Embora em muitas escolas ainda haja aulas de música no Ensino Fundamental, estamos longe da época em que a música fazia parte de um projeto nacional de formação da cidadania. Na década de 30, ela tinha uma importância capital na política de Educação do governo. Em 1931, o compositor sinfônico Heitor Villa-Lobos apresentou um plano de educação musical revolucionário à Secretaria de Educação do Estado de São Paulo. Seu projeto deu tão certo que, pouco tempo depois, o compositor foi convidado pelo secretário de Educação do Estado do Rio de Janeiro, o educador Anísio Teixeira, a assumir a Superintendência de Educação Musical e Artística (SEMA), que introduzia o ensino da Música e o canto coral nas escolas. Em seguida, Villa-Lobos recebeu o reconhecimento e o apoio do presidente Getúlio Vargas, organizando concentrações orfeônicas que chegaram a reunir, sob sua regência, até 40 mil escolares.

O compositor tinha a noção de que a música era capaz de criar uma identidade nacional, um ideal de patriotismo, o que correspondia perfeitamente aos planos de Vargas. "O canto orfeônico integra o indivíduo dentro da herança social da Pátria", dizia. Em 1936, Villa-Lobos foi convidado a apresentar seu plano educacional no I Congresso de Educação Musical de Praga, sendo o único representante da América Latina.

Para os antigetulistas, os parágrafos acima podem gerar uma certa desconfiança. A música pode ser usada como arma? Domesticar as massas? Talvez possa.
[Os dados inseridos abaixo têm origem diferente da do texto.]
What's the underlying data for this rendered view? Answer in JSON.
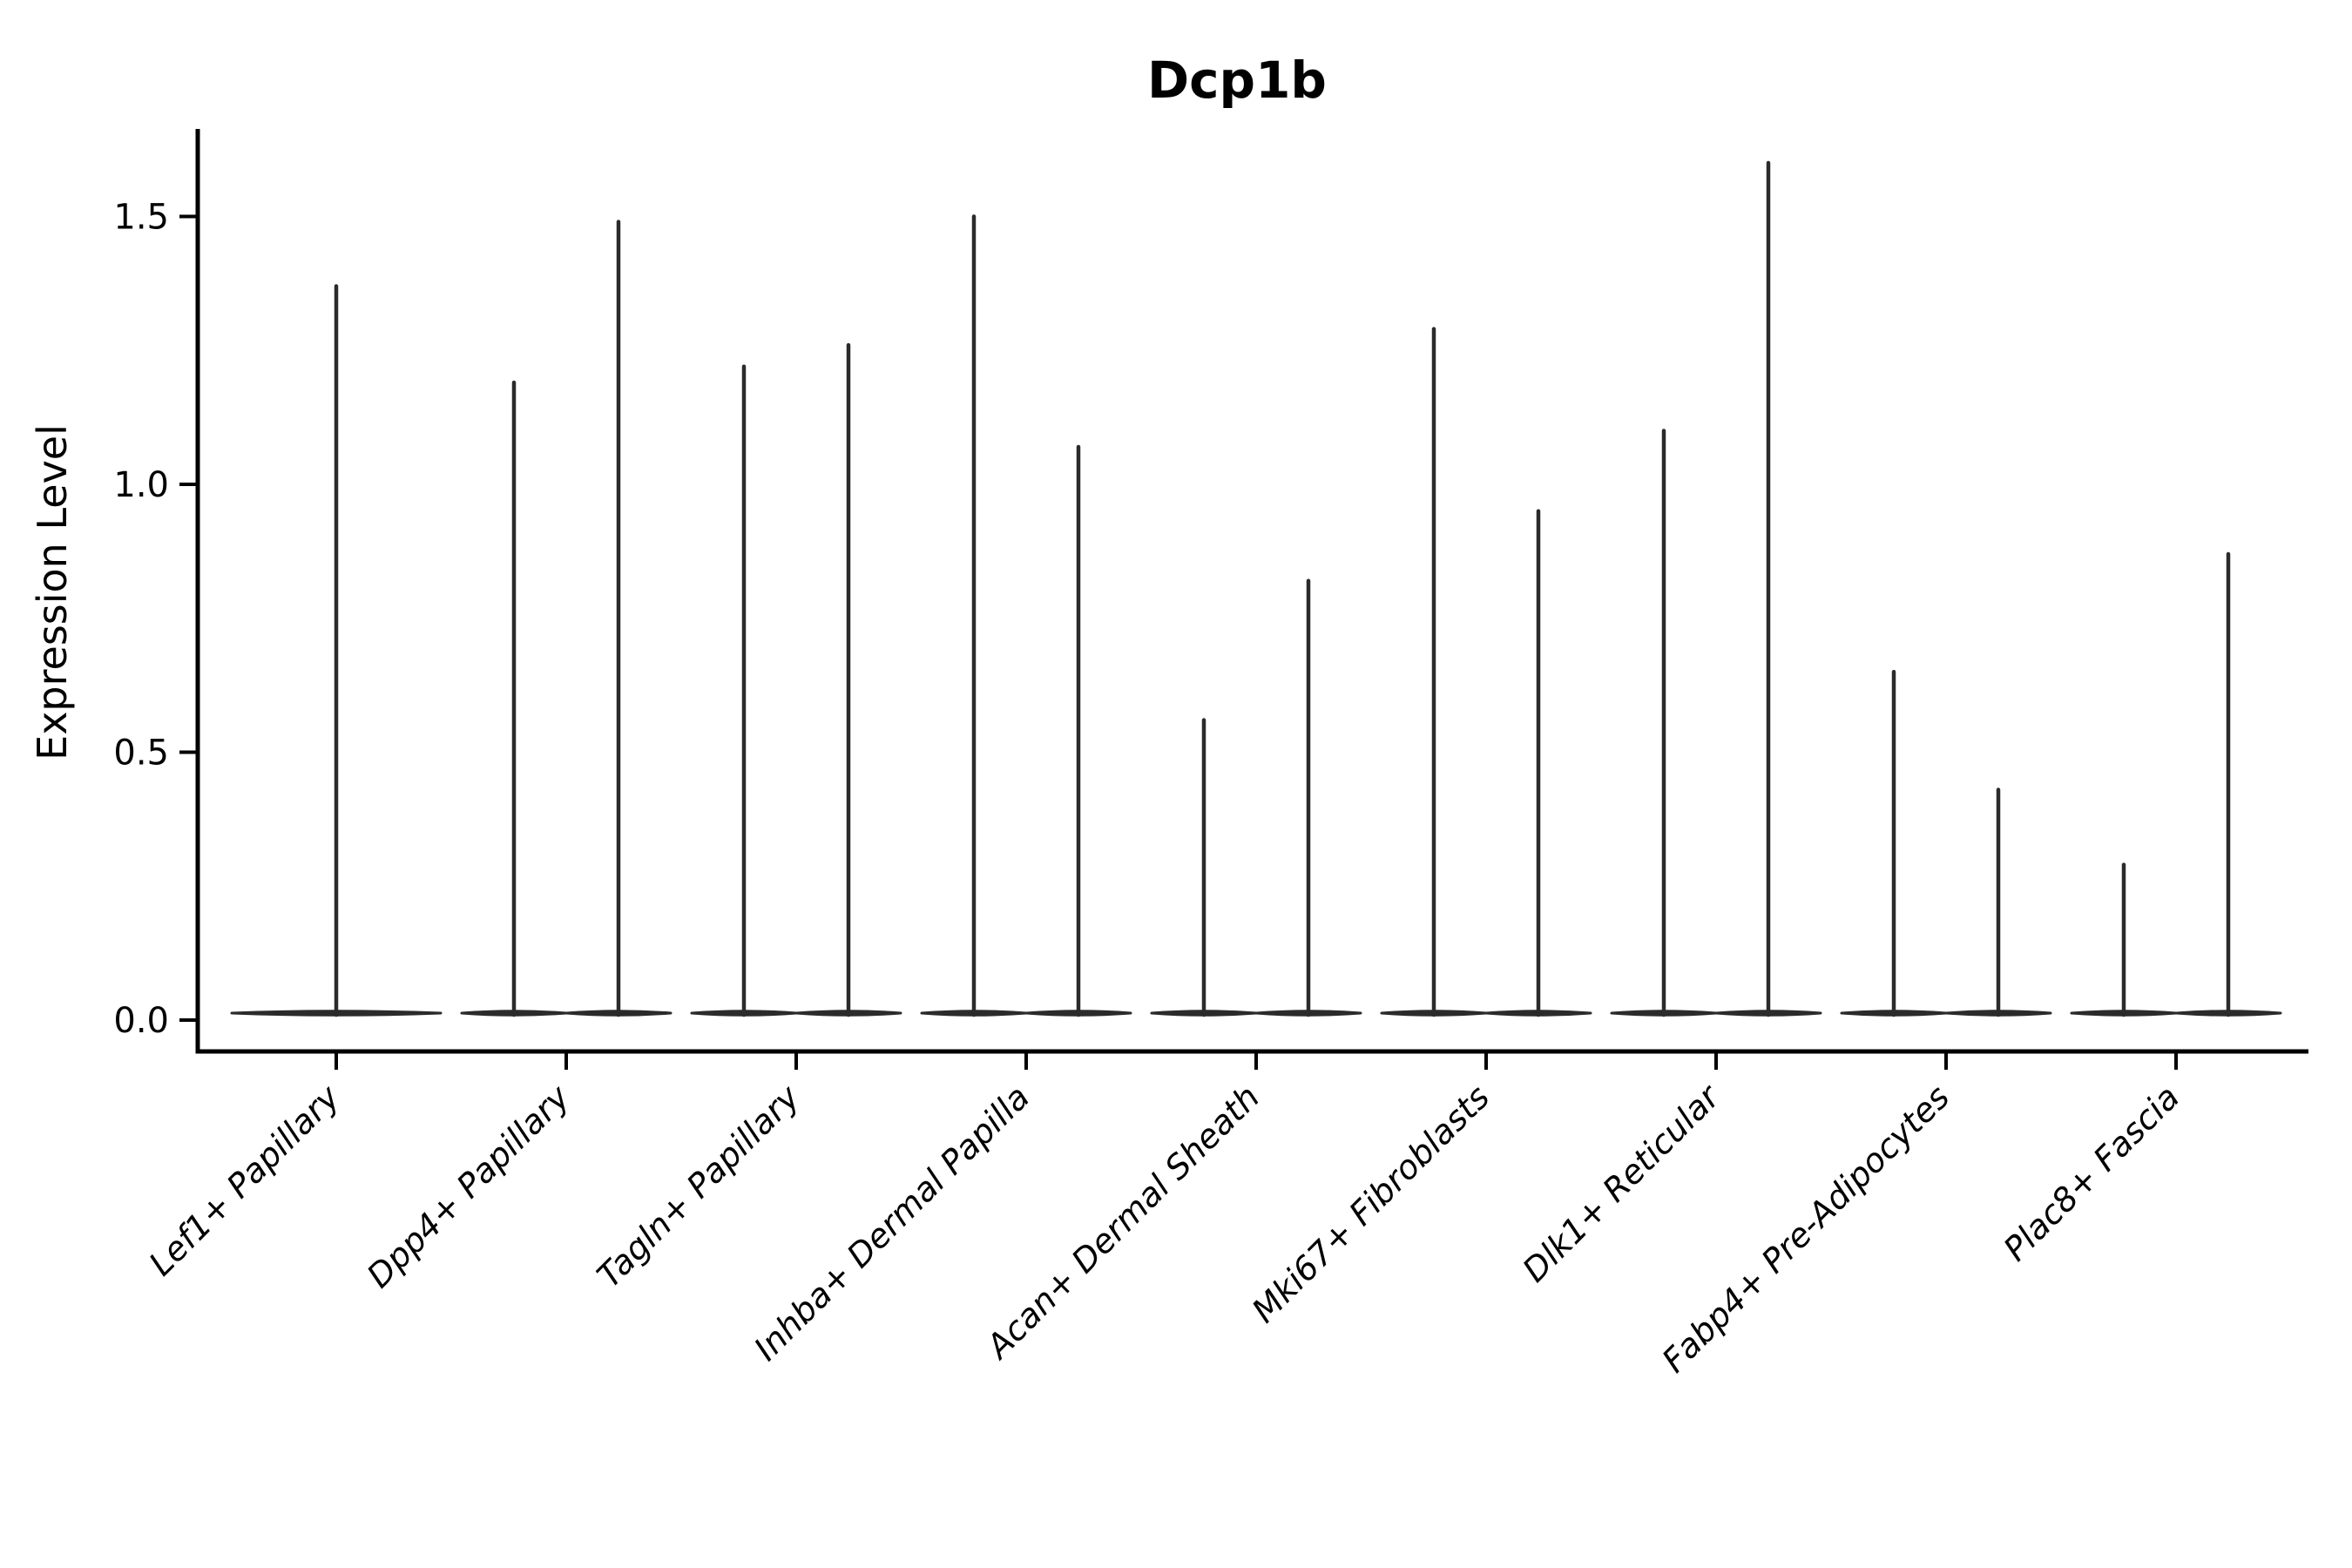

Mas pode também libertar, como o hino francês, La Marseillaise, que exortava as massas a fazer a Revolução Francesa e libertar-se da aristocracia ("Vamos, filhos da pátria, o dia de glória chegou!" (...) "Às armas, cidadãos!"), ou a canção Coração de Estudante (de Milton Nascimento e Fernando Brant), que deu o tom aos comícios das "Diretas- Já", no início da década de 80. Com o mesmo objetivo de denúncia, compuseram-se músicas como O Bêbado e a Equilibrista (de Aldir Blanc e João Bosco) e Apesar de Você (de Chico Buarque de Hollanda), ambas denunciando os desmandos do governo militar no Brasil.

A música não pode ser negligenciada pela escola. Quando se lembra de Beatles ou Elvis Presley, percebe-se como ela tem o poder de mudar comportamentos (ou, no mínimo, refletir o que vai no coração dos jovens). O professor Sérgio Henrique Andrade, por exemplo, entendeu isso e passou a aplicar o Rap em suas aulas de música na Escola Municipal Alexandre Farah, no Rio de Janeiro. Não é isto que a garotada carioca anda ouvindo no momento? Pois então: vamos refletir sobre o Rap. O que dizem suas letras? O que ele traz de contestação social? Vamos, também, deixar que as crianças criem seus próprios Raps. E, antes que alguém diga que "isto não é música", é bom lembrar que os cantadores nordestinos já fazem isto há décadas, num ritmo conhecido como "Embolada".

Outro exemplo foi vivido pela professora e socióloga Maria Antônia Dias, de Divinópolis, em Minas Gerais, que usou a música em seu projeto "Educando com Arte e Prazer". A professora percebeu que uma turma de terceira série estava com dificuldades de aprendizagem e decidiu adotar um novo método. Assim surgiu o projeto, que visava, entre outras coisas, a melhorar a auto-estima dos alunos e potencializar sua capacidade criativa.

Muitas vezes, as aulas de música se limitam a treinar o canto dos hinos nacionais e coisas como o "hino da escola", "música para a diretora", "música para a mamãe" etc.. Às vezes, as crianças têm a oportunidade de tocar (não extamente aprender) algum instrumento de percussão ou flauta doce. Mas é importante que as escolas e os professores de música pensem numa estratégia. Para que serve a música? Qual o objetivo de reunir as crianças em aulas de música? Será que é só para elas se distraírem cantando uma coisa qualquer? Será que é para "ensinar" a elas o patriotismo através dos hinos? Será que o objetivo é criar novos Mozarts? Seja qual for a estratégia adotada, está na hora de valorizarmos o ensino da música nos bancos escolares.